Empirically, the age of conception appears to increase as a function of improved socio-economic status, education and occupation opportunities in a population. Unless increasing the age of marriage makes a similarly substantial contribution to the likelihood of a higher age-of-conception, the rationale for increasing the age of marriage cannot be rooted in sexual and reproductive health outcomes, experts note.
Under the PCMA, child marriages are voidable, that is, a person married below the minimum age can apply for annulment within two years of attaining majority (before the age of 20 years). The Amendment Bill of 2021 increases the period to seek an annulment to five years, rendering the marriage voidable by the party who was a child at the time of the marriage.
In its judgment in Independent Thought versus Union of India (2017), the Supreme Court observed, "Child marriage is somehow 'legitimized' and the onus for having it declared voidable or a nullity is placed on the child bride or the child groom. Strangely, while prohibiting child marriage and criminalising it, child marriage has not been declared void." Noting that under the Prohibition of Child Marriage (Karnataka Amendment) Act, 2016, every child marriage is void ab initio, the judgment opines that such law should be applicable throughout the country.
“While increasing the minimum marriage of girls to 21 years is debated, the need for uniformity is universally agreed upon.
According to Ali, however, the option to nullify a marriage should be left at the discretion of the parties to the marriage.
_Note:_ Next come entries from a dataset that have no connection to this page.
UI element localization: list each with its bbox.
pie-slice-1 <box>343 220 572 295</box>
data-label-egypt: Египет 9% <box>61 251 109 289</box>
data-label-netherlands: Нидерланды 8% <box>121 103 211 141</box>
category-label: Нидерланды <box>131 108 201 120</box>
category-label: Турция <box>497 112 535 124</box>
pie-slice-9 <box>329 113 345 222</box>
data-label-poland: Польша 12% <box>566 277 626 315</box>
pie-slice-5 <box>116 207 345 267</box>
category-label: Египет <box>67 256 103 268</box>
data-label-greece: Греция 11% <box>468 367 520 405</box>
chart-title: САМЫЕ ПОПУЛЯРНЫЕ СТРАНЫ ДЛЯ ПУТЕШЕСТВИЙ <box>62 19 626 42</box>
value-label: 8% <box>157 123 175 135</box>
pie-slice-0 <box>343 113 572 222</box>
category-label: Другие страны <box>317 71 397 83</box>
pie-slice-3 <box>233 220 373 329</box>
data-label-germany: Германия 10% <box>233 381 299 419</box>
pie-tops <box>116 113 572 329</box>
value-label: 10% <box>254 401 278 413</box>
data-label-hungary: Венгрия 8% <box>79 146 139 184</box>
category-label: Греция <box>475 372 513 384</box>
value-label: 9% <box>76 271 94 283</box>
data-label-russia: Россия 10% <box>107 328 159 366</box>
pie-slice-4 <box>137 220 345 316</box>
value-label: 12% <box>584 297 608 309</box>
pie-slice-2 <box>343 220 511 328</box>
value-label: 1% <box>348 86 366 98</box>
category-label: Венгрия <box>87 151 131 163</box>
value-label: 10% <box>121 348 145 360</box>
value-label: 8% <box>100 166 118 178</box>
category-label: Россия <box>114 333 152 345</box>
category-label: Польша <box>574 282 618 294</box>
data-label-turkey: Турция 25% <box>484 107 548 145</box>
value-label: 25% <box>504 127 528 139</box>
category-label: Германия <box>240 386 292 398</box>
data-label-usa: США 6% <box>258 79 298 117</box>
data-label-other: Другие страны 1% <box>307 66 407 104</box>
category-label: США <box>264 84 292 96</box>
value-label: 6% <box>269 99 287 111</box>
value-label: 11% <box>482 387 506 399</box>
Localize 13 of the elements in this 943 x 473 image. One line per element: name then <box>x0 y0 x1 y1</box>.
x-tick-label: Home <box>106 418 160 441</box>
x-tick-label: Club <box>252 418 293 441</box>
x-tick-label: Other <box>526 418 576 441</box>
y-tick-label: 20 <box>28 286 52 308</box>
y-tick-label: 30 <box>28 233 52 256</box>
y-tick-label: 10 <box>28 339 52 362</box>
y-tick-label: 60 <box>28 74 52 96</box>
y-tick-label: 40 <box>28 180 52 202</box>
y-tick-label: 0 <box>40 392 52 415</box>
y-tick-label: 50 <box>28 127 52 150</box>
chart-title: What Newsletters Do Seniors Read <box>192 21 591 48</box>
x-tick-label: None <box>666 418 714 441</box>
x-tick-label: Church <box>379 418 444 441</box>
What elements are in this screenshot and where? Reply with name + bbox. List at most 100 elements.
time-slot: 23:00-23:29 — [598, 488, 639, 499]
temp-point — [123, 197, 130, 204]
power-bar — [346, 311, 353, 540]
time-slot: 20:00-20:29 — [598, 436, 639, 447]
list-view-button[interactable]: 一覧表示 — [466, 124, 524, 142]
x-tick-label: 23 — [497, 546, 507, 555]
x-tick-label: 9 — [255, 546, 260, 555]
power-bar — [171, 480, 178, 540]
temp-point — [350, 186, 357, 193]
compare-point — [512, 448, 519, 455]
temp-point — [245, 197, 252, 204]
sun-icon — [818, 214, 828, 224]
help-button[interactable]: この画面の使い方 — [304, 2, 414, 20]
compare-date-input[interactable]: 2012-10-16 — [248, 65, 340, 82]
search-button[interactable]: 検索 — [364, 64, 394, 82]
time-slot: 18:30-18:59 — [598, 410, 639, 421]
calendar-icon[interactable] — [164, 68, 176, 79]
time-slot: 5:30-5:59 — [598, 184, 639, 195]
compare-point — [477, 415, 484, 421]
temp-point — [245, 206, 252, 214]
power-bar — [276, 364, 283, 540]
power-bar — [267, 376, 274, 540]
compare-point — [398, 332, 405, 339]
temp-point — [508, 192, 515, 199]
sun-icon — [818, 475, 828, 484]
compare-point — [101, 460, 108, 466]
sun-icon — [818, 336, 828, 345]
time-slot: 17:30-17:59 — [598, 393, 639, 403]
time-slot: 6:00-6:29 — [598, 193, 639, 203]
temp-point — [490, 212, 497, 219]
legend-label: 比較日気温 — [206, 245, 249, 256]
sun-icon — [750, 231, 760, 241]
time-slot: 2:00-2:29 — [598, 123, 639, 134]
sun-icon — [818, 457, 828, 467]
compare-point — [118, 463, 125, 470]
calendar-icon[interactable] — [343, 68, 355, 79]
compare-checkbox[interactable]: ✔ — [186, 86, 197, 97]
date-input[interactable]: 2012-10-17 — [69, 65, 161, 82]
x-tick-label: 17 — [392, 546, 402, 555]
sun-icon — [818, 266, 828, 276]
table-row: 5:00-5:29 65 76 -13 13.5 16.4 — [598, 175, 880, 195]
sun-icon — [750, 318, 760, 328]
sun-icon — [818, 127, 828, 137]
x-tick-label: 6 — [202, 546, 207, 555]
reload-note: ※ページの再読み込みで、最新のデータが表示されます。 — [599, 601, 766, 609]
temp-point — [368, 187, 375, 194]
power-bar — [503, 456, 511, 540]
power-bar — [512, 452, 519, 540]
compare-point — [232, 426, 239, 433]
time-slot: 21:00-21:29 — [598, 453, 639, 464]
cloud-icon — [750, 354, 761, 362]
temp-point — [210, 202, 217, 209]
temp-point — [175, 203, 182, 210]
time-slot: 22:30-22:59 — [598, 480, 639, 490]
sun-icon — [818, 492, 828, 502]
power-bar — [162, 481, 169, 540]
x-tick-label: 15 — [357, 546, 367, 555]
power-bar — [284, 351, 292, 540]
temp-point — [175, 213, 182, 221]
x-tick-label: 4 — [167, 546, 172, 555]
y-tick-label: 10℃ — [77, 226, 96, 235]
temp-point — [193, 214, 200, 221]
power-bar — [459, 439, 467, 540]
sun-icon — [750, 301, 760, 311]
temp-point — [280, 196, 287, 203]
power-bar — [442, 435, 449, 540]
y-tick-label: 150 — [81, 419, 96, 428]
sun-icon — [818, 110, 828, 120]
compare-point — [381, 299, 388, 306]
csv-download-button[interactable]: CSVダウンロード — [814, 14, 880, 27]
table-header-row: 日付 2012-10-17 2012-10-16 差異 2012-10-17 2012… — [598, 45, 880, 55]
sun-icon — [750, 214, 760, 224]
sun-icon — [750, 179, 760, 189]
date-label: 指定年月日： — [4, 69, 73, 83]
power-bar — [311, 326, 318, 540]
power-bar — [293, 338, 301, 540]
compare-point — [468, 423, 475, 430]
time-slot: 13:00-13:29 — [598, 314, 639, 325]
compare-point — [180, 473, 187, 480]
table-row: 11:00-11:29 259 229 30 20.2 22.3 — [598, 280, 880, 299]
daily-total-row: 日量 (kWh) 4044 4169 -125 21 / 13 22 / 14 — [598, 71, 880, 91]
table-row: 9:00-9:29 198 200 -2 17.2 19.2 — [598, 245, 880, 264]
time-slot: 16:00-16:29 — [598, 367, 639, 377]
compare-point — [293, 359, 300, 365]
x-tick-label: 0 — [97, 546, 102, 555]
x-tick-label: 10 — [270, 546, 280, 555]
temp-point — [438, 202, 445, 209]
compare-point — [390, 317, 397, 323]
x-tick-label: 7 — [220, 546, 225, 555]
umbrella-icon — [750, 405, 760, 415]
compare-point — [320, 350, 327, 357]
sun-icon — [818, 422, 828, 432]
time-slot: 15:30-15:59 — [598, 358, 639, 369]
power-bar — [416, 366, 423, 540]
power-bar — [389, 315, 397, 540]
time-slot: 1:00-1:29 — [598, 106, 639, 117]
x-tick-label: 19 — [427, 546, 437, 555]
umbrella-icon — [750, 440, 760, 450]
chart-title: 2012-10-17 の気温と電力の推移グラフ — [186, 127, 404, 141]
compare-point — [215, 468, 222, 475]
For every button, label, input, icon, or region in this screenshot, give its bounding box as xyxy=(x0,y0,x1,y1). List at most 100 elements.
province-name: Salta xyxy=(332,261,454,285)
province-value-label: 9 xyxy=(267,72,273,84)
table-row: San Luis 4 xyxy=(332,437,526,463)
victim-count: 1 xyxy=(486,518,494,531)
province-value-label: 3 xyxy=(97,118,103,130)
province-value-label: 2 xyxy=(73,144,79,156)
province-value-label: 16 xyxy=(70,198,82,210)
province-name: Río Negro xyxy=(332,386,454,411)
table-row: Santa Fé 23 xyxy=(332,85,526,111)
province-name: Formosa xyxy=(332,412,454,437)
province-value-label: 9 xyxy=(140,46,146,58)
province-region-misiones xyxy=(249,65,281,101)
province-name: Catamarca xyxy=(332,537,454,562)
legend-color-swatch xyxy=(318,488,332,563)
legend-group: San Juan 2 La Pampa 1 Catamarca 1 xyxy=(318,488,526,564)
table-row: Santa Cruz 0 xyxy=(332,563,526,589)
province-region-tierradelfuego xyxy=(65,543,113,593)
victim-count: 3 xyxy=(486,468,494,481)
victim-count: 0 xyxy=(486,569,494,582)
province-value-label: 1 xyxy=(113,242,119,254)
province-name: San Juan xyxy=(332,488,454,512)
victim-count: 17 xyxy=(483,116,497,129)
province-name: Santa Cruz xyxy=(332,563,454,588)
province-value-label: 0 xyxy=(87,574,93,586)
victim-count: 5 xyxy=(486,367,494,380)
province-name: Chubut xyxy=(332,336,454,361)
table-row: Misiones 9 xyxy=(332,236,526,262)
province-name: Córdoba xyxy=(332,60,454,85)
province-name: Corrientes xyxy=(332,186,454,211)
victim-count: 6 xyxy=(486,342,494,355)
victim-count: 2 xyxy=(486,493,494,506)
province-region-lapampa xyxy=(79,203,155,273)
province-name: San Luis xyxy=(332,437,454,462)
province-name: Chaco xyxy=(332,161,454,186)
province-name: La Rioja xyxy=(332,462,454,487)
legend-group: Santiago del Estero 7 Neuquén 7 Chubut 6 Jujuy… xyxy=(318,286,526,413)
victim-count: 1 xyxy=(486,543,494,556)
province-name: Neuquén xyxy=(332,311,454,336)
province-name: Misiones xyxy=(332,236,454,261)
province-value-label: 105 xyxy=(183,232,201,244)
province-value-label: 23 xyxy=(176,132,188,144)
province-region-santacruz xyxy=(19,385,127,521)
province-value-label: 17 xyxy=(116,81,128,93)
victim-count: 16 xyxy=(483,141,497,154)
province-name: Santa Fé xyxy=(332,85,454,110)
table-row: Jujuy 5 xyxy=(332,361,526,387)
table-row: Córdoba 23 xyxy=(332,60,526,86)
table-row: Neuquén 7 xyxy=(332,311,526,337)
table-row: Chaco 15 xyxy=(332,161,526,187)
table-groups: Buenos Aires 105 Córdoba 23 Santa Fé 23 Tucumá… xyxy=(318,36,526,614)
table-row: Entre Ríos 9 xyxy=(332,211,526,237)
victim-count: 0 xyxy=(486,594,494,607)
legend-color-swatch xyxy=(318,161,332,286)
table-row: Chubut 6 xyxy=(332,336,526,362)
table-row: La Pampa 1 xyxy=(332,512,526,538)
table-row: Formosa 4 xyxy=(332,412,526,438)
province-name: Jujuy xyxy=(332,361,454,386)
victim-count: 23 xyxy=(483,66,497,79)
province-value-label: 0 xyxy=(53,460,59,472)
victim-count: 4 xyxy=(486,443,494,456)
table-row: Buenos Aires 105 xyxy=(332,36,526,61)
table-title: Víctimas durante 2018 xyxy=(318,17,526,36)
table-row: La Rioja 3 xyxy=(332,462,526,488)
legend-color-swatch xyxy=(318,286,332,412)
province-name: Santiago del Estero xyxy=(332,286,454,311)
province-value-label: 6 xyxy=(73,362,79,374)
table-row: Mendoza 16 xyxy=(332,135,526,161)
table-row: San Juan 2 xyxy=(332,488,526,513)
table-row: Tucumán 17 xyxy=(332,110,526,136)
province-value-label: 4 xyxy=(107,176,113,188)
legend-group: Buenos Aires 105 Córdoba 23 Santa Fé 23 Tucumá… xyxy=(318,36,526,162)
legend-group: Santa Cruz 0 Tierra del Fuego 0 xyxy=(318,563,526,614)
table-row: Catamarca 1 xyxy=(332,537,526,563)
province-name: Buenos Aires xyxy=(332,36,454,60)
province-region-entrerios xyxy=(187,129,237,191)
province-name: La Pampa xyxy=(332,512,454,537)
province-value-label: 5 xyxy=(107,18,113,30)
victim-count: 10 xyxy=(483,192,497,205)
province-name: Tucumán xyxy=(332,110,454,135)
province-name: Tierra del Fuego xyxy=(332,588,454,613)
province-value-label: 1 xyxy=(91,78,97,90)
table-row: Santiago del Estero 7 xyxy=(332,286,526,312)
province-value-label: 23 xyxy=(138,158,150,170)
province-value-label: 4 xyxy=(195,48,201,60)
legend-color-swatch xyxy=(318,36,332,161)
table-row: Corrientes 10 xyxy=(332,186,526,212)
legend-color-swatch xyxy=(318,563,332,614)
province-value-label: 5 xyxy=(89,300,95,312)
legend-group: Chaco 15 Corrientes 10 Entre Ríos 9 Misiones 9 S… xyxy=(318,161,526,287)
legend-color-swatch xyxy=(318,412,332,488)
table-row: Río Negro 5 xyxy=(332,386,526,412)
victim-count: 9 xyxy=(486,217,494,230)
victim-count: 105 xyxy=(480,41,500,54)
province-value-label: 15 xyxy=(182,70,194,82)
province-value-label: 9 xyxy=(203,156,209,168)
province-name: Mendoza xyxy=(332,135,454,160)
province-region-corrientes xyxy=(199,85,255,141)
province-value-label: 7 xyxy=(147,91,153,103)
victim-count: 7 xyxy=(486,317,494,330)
Ali shared, "We should be cognisant of the fact that we are not a homogenous society. We are a society with different cultures. There are tribal cultures where it is acceptable for the parties to live together before marriage, and these cultural differences need to be recognised. Although there is a need for change, we cannot force readiness through law. We need to invest in preparing our communities to make that change."
The voidability provision of the law gives the choice to preserve marriage bonds. At the same time, however, if the minimum marriage age is raised from 18 to 21 years, while underage marriages continue to not be void ab initio, the lack of a strict law fails to substantiate the benefits claimed under the petition.
While increasing the minimum marriage of girls to 21 years is debated, the need for uniformity is universally agreed upon. By analysing the above-mentioned laws that state the difference in marriage ages, it is clear that they lack any (practicable) reasoning.
In 2018, the Law Commission of India's Consultation Paper on Reform of Family Law suggested that 18 years should be the minimum legal age for both men and women to get married. As per the panel, "If a universal age for majority is recognised, and that grants all citizens the right to choose their governments, surely, they must then be also considered capable of choosing their spouses."
The paper added, "For equality in the true sense, the insistence on recognising different ages of marriage between consenting adults must be abolished. The age of majority must be recognised uniformly as the legal age for marriage for men and women alike as is determined by the Indian Majority Act, 1875, i.e. eighteen years of age."
In November 2020, a Technical Note on the Global Programme to End Child Marriage by the United Nations Children's Fund and the United Nations Population Fund recommended 18 years as the minimum marriage age for boys and girls.
The Note comments on the "complex" and "polarising" issue of criminalisation of child marriages, and states that, "Setting a high minimum age for both sexual consent and marriage is problematic". It points out the research that highlights the absence of evidence that the enforcement of child marriage laws is effective in reducing child marriages and may have negative effects on those strategies that are most likely to succeed in preventing child marriage. It highlighted the need to focus on community-based efforts to encourage changes in social norms and behaviours.
The research further states, "In some countries (e.g., parts of India), the intense focus on anti-child marriage laws precludes attention to complementary interventions to engage families and communities and to support for adolescent health, sexuality, education and support services." Pointing out the negative effects of criminalisation, including the social stigma and ostracisation in the dissolution of child marriages and putting family members in prison, the Note emphasises the tendency of parents to use the law to break up "own-choice marriages" between adolescents that they do not approve of.
In November 2014, the joint General Recommendation No.31 of the Committee on the Elimination of Discrimination against Women (CEDAW) and the Committee on the Rights of the Child (CRC) recommends the State Parties to the Convention on the Elimination of All Forms of Discrimination Against Women and the Convention on the Rights of the Child, to ensure "[t]hat a minimum legal age of marriage for boys and girls, with or without parental consent, is established at 18 years".
India ratified both the conventions in 1992 and 1993 respectively. The general recommendations explain the views of the Committees on the obligations assumed under the conventions.